What about teachings on “centering prayer” or “the prayer of silence” or “contemplative prayer” or “listening prayer,” or the notion that God is most truly known in experiences of inner silence? Or what about the repetition of mantras, even using Bible words, attempting to bypass consciousness, seeking to induce a trance state or mystical experience? The Bible never teaches or models prayer either as inner silence or as mantra. That’s important to notice: “The Bible NEVER teaches or models these ideas or practices.” On the surface, such teachings align with Buddhist and Hindu conceptions and practices, and are designed to evoke oceanic experience. The god of silence has no name, no personality, no authority, no stated will, makes no promises, and does not act on the stage of history. Such private spirituality can produce inner ecstasies and inner peacefulness (I experienced that first hand in the years before coming to faith). But it does not create interpersonal relationships—with God, with others—of love, loyalty, need, mercy, honesty, tears, just anger, forgiveness, purpose, and trust. It is a super-spirituality, beyond words. Jesus and Scripture speak and act in sharp contrast. The Word in person and in print expresses a humanness that walks on the ground and talks out loud.

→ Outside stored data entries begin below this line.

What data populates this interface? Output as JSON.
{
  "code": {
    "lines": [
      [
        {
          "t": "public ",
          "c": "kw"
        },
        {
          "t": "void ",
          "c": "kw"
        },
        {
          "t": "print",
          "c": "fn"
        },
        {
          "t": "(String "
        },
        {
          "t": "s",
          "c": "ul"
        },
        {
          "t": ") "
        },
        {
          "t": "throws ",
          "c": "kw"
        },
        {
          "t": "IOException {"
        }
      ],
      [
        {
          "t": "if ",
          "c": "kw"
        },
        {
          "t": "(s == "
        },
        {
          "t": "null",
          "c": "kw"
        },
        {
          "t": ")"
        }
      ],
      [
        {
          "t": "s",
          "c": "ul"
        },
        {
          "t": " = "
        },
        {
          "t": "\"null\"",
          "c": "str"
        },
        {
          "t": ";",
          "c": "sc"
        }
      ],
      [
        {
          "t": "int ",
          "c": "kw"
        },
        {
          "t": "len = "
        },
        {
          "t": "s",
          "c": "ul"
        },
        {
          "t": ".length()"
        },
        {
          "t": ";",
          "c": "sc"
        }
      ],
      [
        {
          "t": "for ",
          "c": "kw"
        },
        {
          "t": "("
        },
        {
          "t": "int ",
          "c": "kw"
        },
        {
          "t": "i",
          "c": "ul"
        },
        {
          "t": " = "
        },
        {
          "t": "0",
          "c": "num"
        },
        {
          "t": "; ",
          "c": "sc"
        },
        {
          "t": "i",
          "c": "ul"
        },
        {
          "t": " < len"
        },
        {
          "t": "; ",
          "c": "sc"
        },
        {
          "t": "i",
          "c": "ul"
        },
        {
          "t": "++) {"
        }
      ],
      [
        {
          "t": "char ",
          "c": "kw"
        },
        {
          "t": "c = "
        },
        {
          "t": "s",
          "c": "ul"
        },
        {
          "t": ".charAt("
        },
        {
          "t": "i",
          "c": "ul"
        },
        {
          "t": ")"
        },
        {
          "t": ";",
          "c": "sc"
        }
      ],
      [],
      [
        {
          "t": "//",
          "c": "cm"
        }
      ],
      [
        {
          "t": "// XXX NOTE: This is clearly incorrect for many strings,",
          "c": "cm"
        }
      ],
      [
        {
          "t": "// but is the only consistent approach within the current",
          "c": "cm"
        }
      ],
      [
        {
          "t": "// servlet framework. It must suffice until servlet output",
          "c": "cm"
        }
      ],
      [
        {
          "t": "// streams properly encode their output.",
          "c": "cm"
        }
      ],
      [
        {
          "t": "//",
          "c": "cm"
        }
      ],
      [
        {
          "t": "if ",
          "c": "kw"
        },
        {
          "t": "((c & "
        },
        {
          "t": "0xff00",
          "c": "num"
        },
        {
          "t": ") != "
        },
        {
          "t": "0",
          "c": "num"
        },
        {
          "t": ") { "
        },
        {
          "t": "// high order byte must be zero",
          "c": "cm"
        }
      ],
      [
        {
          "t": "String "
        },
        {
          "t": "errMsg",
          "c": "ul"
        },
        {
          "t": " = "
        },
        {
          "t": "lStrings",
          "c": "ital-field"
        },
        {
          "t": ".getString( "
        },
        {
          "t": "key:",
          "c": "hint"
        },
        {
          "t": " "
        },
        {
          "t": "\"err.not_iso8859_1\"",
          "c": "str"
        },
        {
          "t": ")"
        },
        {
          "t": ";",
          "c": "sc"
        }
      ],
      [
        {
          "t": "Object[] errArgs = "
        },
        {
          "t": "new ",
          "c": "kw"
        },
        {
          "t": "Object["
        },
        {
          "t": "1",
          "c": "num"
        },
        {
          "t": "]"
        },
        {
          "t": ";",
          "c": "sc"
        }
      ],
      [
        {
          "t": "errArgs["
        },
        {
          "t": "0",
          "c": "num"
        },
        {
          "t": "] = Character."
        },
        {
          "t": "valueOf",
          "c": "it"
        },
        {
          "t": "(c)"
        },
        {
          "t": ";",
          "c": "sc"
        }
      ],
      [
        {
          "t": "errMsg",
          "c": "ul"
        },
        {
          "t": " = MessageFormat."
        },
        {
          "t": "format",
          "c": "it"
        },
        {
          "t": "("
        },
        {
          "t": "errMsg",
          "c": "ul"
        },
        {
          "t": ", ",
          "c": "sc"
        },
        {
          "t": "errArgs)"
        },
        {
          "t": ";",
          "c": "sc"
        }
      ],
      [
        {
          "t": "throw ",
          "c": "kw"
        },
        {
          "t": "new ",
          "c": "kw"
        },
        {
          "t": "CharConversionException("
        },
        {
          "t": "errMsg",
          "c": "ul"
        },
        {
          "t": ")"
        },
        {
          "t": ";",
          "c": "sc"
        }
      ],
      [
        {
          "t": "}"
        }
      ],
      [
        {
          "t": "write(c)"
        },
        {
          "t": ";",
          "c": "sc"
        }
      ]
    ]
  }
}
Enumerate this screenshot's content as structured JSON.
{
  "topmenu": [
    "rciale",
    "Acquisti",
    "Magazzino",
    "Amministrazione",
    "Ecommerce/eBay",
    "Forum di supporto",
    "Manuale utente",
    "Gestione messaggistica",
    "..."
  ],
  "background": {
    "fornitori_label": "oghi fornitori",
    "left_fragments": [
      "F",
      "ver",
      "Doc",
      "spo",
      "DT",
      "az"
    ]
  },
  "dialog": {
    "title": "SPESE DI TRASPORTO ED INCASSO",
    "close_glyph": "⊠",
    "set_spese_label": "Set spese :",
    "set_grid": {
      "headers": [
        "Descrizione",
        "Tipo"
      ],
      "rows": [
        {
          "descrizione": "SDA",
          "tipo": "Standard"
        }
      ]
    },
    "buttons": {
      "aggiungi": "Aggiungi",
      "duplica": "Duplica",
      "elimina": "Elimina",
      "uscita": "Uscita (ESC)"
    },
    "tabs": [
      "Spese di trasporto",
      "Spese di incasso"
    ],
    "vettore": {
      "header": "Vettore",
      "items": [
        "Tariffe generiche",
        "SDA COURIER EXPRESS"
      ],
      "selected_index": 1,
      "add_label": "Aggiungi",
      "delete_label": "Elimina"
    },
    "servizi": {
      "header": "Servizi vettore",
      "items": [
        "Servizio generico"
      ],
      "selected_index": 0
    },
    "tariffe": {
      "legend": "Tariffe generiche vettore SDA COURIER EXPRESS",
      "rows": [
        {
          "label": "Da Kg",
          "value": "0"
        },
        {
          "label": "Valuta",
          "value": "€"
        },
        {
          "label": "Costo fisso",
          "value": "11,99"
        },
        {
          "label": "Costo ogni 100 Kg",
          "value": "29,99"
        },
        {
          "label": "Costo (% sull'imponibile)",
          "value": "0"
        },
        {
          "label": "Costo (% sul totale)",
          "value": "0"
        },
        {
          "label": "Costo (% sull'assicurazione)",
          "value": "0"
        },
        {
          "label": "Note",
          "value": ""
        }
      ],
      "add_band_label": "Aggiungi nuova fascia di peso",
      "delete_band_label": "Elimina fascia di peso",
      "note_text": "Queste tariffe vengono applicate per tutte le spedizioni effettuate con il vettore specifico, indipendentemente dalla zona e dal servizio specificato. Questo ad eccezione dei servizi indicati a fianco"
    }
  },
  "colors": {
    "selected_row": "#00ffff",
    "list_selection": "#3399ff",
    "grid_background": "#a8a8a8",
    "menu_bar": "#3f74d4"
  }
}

Jesus gives a richer joy and a richer peace than the unnamed gods of inner silence, inner ecstasy, and inner tranquility.
Of course, God tells us to be quiet and be still. But it’s not that I learn techniques to access an inner realm of silence where I transcend my sense of self and experience a god-beyond-words. The true God quiets us so we notice him. This God is profoundly and essentially verbal, not silent: “God said . . . and it was so. . . . In the beginning was the Word . . . and the Word was made flesh and dwelt among us.” So we listen to him. We take the time to hear his words of grace and truth. We consider Jesus. And we pay attention to what’s going on in our lives, seeing the world and ourselves in truer colors. Then we can pray more intelligently and more candidly. And we can think straight and feel honestly and choose well. There is great benefit in turning off the noise machines, the chatter, the music, the crowd noise, the busy, busy, busy, talk, talk, talk—whether it’s playing inside your head, or all around you, or both. When this is what “centering prayer” actually accomplishes for a given person, then he or she is moving along Christian paths, not down the paths of wordless silence. But turning off the distractions is not actually prayer to the living God. It’s not how to know Jesus deeply, or how to relate to our Father, or how to “experience” the Spirit. Do be quiet, and for the right reasons: so you can notice and listen, so you can learn to talk. This living God is highly verbal and listens attentively. He made us in his image, but as dependents. We learn to listen to audible Scripture, and so learn to speak audible prayers.
He wants to catch your ear in order to awaken your voice. When you have your “quiet” time, or as you walk outdoors, or during your commute, may the decibel level rise to joyful noise and cries of need—and may God listen to the sound of your voice!